The genetic effect-size distribution of a disease describes the number of risk variants, the range of their effect sizes and sample sizes that will be required to discover them. Accurate estimation has been a challenge. Here I propose Fourier Mixture Regression (FMR), validating that it accurately estimates real and simulated effect-size distributions. Applied to summary statistics for ten diseases (average \(N_{\textrm{eff}} = 169,000\)), FMR estimates that 100,000–1,000,000 cases will be required for genome-wide significant SNPs to explain 50% of SNP heritability. In such large studies, genome-wide significance becomes increasingly conservative, and less stringent thresholds achieve high true positive rates if confounding is controlled. Across traits, polygenicity varies, but the range of their effect sizes is similar. Compared with effect sizes in the top 10% of heritability, including most discovered thus far, those in the bottom 10–50% are orders of magnitude smaller and more numerous, spanning a large fraction of the genome.

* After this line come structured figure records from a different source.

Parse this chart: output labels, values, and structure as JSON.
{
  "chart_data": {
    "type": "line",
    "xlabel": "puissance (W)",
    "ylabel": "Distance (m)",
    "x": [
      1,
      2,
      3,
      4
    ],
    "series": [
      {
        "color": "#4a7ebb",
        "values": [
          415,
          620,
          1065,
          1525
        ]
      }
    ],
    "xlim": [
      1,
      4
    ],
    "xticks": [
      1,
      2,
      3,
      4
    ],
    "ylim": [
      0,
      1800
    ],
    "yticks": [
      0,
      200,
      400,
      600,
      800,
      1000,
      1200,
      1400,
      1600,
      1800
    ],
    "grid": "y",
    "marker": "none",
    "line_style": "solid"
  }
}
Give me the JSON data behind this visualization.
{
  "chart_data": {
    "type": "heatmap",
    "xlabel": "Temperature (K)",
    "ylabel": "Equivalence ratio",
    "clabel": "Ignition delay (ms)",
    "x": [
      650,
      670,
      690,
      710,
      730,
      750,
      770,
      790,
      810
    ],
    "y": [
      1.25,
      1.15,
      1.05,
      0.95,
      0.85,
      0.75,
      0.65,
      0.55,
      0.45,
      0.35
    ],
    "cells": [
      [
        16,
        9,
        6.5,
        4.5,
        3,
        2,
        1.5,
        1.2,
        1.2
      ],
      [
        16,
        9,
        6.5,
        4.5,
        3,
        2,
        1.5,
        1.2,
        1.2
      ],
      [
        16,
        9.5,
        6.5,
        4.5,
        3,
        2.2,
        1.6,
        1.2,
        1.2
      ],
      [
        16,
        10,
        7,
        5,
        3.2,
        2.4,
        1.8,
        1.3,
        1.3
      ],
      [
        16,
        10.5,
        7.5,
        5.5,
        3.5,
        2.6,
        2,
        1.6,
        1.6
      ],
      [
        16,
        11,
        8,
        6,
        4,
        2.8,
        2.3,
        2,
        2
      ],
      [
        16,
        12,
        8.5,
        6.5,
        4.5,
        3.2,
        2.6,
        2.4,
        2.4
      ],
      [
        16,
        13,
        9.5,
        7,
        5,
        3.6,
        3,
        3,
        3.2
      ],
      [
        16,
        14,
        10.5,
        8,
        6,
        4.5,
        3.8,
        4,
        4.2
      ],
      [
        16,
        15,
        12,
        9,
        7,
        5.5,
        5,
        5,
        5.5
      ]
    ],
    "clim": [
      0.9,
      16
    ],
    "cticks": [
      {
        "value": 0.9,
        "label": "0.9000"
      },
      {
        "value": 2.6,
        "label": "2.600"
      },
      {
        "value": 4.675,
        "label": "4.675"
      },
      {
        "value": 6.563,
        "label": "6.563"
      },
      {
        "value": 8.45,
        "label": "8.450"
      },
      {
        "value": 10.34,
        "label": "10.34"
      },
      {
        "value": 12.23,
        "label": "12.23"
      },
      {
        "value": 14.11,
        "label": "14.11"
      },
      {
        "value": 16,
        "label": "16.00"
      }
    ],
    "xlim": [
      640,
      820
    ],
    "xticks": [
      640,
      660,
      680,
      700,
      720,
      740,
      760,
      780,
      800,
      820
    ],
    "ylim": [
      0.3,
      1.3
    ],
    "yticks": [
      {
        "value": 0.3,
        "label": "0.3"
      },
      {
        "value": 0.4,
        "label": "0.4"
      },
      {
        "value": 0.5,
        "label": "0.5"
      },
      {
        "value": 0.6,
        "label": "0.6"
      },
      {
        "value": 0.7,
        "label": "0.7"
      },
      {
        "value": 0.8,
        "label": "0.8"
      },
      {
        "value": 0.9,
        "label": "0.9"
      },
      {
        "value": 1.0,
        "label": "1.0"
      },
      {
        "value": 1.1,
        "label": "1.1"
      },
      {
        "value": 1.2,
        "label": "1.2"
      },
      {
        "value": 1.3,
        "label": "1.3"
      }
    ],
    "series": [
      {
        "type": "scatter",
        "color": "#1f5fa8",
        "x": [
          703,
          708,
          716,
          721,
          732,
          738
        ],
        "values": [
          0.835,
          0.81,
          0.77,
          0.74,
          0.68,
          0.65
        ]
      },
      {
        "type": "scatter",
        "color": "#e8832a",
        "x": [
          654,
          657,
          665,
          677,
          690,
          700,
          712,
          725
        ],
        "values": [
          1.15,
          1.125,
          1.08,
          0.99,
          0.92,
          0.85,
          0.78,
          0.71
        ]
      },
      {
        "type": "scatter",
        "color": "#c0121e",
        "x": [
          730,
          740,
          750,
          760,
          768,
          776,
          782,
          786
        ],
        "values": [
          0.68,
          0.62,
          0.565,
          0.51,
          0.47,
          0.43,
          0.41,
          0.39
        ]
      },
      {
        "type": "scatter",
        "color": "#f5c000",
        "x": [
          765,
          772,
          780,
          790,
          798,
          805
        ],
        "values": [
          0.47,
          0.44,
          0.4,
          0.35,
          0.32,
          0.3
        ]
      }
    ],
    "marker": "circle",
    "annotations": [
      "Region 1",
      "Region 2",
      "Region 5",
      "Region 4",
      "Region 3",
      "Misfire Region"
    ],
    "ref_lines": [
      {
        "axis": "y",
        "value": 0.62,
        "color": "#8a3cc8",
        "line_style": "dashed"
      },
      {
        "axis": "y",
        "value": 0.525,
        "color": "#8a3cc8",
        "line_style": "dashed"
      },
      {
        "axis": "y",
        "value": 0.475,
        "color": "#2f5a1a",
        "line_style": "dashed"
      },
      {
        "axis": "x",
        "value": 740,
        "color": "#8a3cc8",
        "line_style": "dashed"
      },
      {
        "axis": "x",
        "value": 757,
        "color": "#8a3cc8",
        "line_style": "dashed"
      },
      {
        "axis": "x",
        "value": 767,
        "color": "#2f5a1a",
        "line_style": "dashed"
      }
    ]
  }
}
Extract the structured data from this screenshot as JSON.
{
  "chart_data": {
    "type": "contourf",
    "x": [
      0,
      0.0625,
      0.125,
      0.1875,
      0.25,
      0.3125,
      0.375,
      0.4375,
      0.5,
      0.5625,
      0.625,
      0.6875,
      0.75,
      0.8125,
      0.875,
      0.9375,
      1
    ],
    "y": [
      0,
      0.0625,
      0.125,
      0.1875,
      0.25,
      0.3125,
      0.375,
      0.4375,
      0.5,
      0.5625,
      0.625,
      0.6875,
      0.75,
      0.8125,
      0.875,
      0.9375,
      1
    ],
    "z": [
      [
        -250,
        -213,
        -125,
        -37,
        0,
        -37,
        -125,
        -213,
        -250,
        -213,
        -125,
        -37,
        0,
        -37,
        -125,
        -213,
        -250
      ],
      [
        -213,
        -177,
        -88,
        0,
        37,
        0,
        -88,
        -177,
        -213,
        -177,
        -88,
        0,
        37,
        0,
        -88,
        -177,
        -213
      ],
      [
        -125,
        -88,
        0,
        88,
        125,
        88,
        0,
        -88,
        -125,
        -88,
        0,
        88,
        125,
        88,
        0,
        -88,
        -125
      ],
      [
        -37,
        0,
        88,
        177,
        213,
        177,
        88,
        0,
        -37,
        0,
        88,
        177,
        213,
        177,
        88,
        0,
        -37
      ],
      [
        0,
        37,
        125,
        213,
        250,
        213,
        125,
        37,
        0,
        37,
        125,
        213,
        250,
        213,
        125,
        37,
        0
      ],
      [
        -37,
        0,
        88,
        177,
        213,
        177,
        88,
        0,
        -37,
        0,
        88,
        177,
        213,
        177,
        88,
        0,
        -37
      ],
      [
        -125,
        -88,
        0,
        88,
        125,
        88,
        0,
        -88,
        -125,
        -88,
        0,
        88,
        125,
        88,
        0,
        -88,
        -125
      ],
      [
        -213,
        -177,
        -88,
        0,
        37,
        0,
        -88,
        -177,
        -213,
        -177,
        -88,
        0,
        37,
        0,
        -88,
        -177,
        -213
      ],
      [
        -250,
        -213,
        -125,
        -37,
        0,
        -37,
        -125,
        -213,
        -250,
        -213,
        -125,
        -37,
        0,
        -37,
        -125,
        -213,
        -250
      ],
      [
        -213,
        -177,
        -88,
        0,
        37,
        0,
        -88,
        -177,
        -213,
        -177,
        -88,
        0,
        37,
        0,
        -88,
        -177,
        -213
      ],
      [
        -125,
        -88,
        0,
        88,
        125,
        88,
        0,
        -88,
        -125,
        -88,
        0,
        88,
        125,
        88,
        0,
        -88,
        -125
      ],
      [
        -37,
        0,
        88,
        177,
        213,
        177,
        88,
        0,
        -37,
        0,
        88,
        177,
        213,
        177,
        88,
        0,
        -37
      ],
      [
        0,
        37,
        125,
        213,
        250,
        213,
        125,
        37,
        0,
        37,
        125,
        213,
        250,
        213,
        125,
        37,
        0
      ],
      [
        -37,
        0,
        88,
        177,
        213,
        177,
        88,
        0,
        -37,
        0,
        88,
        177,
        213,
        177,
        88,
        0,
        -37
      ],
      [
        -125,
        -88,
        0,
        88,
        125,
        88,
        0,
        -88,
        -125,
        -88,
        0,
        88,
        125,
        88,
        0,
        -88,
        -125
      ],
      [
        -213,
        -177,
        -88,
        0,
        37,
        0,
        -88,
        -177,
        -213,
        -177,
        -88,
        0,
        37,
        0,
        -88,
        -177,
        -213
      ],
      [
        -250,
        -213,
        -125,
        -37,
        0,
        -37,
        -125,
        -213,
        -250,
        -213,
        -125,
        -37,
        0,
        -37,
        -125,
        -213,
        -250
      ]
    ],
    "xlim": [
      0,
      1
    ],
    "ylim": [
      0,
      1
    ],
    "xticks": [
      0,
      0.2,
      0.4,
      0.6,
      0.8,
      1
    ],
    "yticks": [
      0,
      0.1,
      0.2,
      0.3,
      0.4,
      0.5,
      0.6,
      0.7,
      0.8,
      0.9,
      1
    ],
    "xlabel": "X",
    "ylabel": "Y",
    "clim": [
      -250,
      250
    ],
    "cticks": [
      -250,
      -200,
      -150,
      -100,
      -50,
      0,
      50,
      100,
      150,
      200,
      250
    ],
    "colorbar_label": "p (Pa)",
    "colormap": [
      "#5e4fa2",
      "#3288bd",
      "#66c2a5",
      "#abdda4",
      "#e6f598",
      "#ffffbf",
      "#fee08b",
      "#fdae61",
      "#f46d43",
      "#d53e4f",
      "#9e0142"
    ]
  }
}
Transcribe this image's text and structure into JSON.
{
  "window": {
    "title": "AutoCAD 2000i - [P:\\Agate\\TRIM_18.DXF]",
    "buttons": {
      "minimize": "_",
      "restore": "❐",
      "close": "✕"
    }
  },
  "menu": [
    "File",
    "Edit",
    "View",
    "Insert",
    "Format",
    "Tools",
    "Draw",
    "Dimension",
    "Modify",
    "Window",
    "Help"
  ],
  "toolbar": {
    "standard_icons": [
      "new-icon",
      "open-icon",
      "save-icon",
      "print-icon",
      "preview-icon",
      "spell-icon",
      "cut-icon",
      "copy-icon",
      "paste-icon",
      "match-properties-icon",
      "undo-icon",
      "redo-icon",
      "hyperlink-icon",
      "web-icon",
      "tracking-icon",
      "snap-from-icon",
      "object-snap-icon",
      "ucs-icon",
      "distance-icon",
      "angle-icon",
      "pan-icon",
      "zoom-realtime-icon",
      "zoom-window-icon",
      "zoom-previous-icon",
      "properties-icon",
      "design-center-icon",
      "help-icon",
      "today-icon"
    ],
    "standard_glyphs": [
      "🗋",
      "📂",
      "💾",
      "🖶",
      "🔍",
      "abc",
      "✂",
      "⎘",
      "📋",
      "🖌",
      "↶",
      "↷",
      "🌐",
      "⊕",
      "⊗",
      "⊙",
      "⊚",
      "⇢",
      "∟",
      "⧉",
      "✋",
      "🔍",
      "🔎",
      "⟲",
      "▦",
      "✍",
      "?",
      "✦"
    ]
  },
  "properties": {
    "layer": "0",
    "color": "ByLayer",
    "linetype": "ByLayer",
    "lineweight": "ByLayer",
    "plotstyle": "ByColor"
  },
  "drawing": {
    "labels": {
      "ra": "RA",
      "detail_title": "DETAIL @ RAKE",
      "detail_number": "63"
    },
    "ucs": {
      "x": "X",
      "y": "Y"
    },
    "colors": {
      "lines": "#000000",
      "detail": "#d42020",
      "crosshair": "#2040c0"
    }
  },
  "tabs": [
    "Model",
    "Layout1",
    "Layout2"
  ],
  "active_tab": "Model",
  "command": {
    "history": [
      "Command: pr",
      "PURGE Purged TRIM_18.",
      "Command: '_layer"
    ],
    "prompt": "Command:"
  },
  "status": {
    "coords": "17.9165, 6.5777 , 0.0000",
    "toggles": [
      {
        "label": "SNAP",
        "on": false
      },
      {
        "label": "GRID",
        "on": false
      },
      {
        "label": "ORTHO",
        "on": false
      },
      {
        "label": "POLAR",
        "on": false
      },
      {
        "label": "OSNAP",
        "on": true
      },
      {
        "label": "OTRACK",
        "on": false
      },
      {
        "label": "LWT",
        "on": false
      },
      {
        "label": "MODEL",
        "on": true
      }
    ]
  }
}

疾病的遗传效应量分布描述了风险变异的数量、它们的效应量范围以及发现它们所需的样本量。准确的估计一直是一个挑战。在这里，我提出傅立叶混合回归 (FMR)，验证它准确地估计了真实和模拟的效应大小分布。应用于十种疾病的汇总统计（平均\(N_{\textrm{eff}} = 169,000\))，FMR 估计需要 100,000–1,000,000 个案例来解释全基因组重要的 SNP 来解释 50% 的 SNP 遗传力。在如此大型的研究中，全基因组意义变得越来越保守，如果控制混杂，不太严格的阈值可实现较高的真阳性率。跨性状，多基因性各不相同，但其影响大小的范围是相似的。与遗传力前 10% 的效应大小（包括迄今为止发现的大多数）相比，那些在最低 10-50% 的效应大小要小几个数量级，而且数量更多，跨越基因组的很大一部分。